ISBN : 978-2-86432-310-5

Parution : avril 1999

Ce n’est pas livre sur Deleuze mais, à son occasion, quelques réflexions simplement. Et puisqu’il fut « historien de la philosophie », on s’intéresse d’abord à la drôle de façon dont il usa de cette discipline – elle-même, au reste, assez drôle –, qui longtemps lui fit masque, derrière quoi il put retarder l’offre de ses propres pensées. Qu’il y fallût, comme on montre, la manière et l’art exquis du faussaire importe moins, somme toute, que la question que soulève la possibilité même de ce retard : qu’est-ce, en effet, que la philosophie en personne, pour tolérer que son exercice soit différé ?

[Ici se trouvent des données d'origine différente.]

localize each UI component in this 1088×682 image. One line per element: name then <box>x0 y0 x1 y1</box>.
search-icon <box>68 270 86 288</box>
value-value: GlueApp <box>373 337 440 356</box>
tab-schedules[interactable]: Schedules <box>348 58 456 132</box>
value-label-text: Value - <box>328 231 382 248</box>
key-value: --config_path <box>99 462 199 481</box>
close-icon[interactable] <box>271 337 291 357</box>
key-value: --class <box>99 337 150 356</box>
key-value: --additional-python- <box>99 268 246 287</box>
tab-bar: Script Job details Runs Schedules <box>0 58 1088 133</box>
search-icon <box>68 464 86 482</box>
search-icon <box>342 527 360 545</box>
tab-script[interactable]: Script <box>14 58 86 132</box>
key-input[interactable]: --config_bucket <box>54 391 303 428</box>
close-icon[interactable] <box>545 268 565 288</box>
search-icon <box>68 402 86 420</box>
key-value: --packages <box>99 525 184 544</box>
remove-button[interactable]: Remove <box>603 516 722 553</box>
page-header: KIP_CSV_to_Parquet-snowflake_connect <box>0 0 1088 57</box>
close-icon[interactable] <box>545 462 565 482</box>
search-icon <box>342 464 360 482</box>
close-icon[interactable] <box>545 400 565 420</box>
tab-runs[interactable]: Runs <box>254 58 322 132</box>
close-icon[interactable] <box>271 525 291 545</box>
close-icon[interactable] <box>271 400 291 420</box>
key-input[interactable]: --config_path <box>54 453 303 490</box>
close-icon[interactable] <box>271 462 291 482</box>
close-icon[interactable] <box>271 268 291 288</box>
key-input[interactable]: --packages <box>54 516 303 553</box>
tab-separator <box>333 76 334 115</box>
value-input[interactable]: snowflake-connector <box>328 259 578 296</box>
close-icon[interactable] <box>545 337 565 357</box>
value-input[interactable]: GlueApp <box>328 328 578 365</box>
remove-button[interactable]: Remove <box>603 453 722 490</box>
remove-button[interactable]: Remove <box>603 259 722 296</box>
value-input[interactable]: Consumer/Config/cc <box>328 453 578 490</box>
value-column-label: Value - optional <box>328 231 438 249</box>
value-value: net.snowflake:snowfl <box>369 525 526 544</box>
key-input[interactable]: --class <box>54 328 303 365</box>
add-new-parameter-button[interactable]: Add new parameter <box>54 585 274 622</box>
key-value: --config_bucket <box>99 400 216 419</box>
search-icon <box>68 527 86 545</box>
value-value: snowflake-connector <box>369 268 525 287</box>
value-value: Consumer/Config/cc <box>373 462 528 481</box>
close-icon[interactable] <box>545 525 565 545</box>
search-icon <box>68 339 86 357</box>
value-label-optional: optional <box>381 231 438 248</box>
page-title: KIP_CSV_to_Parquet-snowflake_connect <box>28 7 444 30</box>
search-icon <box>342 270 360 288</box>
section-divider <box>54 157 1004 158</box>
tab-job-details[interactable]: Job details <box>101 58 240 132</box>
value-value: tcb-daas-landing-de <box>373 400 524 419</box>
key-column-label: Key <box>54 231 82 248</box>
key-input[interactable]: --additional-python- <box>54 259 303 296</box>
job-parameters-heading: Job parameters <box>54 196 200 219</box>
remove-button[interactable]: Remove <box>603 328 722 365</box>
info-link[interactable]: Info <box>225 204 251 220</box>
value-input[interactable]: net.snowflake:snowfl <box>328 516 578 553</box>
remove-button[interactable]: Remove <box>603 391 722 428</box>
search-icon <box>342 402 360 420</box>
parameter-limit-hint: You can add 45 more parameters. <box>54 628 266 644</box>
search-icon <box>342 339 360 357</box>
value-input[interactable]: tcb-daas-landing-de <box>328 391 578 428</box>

Comme les histoires de Deleuze, ensuite, s’inventent grâce à plusieurs catégories dont il est douteux que la métaphysique ne les rencontre pas nécessairement (immanence, multiplicité, vie, etc.), il était certainement opportun d’évaluer celles-ci, jusqu’aux conséquences vulgaires qu’elles emportent, et de peser, à rebours, les effets qu’engendrent les catégories directement hostiles (transcendance, unité, dialectique, etc.).
Si bien que, parti pourtant d’un pas prudent, on a dû arriver à quelques décisions un peu brutales – dont heureusement un nom simple, après tout, résume et paraphe le choix : matérialisme.